I’m Catholic, I think.
I haven’t ever had any experience with any other religion so I wouldn’t know for sure. My friend always tells me how nice it is that I believe in God and Jesus and go to church every week, but I wanted to explain why I go to church each week and my faith.
I grew up in Catholic school. To be honest it’s a sheltered life. You hear the same ideas repeated again and again. But when you read most of the bible, like I did, you come up with your own ideas. My faith in God is different. I don’t like church.
When I was younger I felt at home with church. Well, not to be depressing but God was the only one who listened to my little depressed self. But this is life and all good things come to an end.
When I entered high school, I saw the bigots in the world for what they were and I questioned myself and my religion. People would judge people and isolate them and use faith to back them up. Every week when I went to church I questioned everything. I left no stone unturned. I made sure every word I said meant something. Church became to feel like a cult and it still does.
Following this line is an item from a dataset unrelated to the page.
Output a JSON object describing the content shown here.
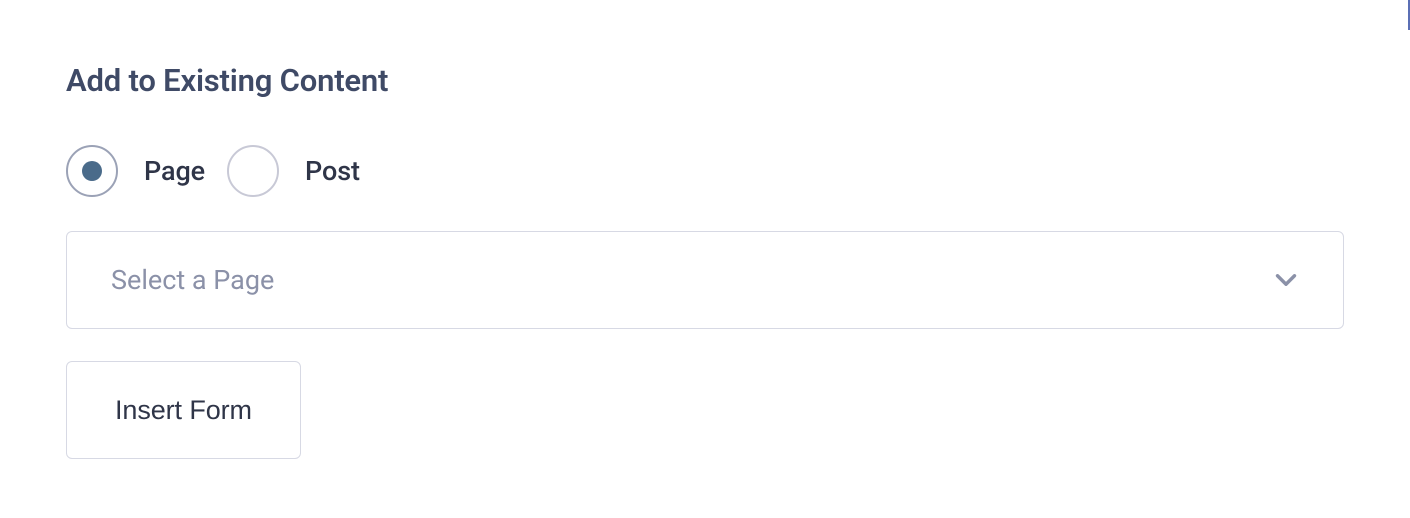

We go to mass and say the same thing every week without question. Children can get baptized, receive their first communion, and become adults in the church before even entering high school. Something about church just doesn’t feel right. So for years I tried to get out of going to church and I mocked the religion. I refused to be a part of the religion that belittled people and protested people’s free will to choose.
I was a good person no matter what anyone said and for that point of my life, church wasn’t for me. High school came and went and my faith in God and the church was pretty much absent. Church meant nothing and God was not helping me out. I was suffering from depression and no one was around to help. And I thought all Catholics were hypocrites and that they were still in the dark ages. These people, in my eyes, had never fully read the Bible or understood it.
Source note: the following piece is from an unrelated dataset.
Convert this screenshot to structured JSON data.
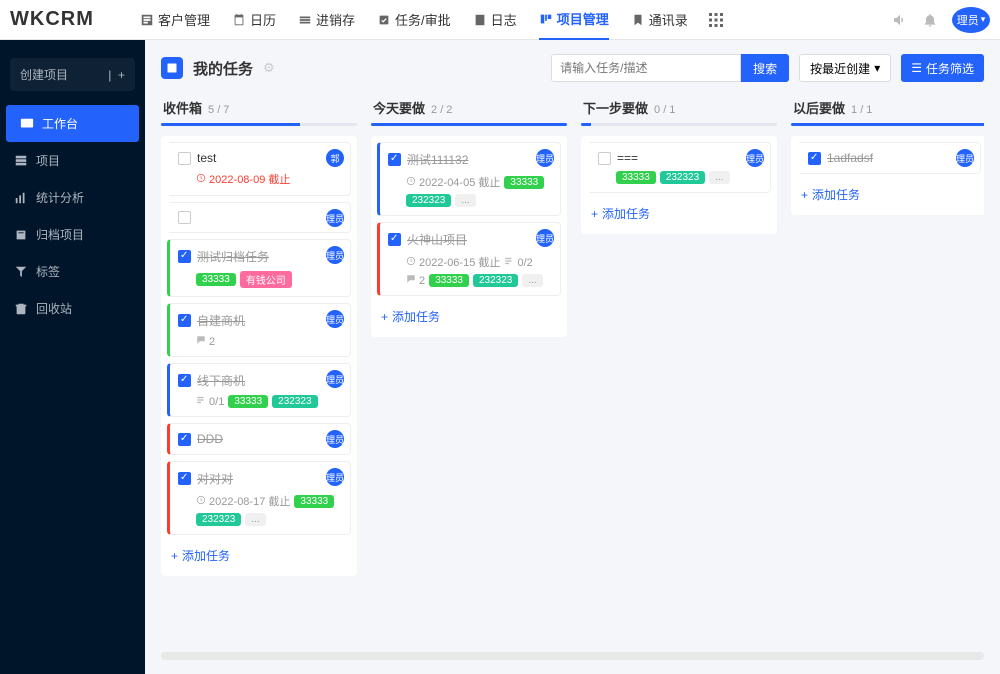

Jesus was an outcast and he helped those under Him. He looked for the sinner and sought the woman to help him. He loved people, but every Christian I knew thought of themselves as higher. In my eyes we were the same as the Jews in the New Testament.
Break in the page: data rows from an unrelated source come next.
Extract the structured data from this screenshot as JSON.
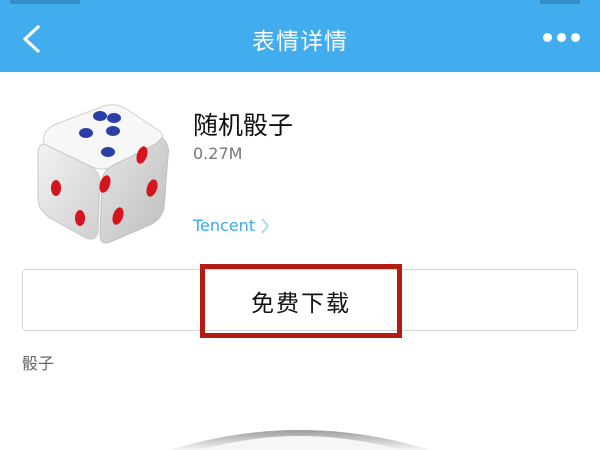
{
  "header": {
    "title": "表情详情",
    "background_color": "#42adee",
    "back_icon": "chevron-left-icon",
    "more_icon": "more-dots-icon"
  },
  "pack": {
    "title": "随机骰子",
    "size": "0.27M",
    "author": "Tencent",
    "thumbnail_icon": "dice-icon"
  },
  "actions": {
    "download_label": "免费下载",
    "highlight_color": "#b21c14"
  },
  "tags": {
    "label": "骰子"
  }
}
Everything changed in college. I was given the choice to go to church and for a while I didn’t.
But when I realized I was going home in a week, it was time to go to mass so I wouldn’t lie to my parents that much. I went and it was nice, I didn’t have to be there and I didn’t feel the pressure. To be honest it feel welcoming. There was no old people gossiping and acting higher then others. Everyone was equal and the priest cared about me. I loved it, I felt peaceful.
I ended up working with my school’s campus ministry twice for volunteer events for my class. It was nice, I met people with different stories. They inspired me to go back to church and I did. I have a faith again. It’s not as strong as when I was younger.
So I am a Catholic and I believe in God and Jesus. But my faith is different.
I don’t criticize people and I don’t judge. I don’t feel the need. Jesus didn’t so what gives me the right? Why am I higher than anyone? So if you’re wondering, not all Catholics are bigots and racist. We don’t all try to control the female body. I love God and I believe there is a higher power playing some type of role. I don’t fully know who the higher power is, but right now I believe it’s God. I still feel like church is a cult and I don’t think I can shake that feeling. But I love having faith and it keeps me going. Belief is good and don’t let anyone tell you differently.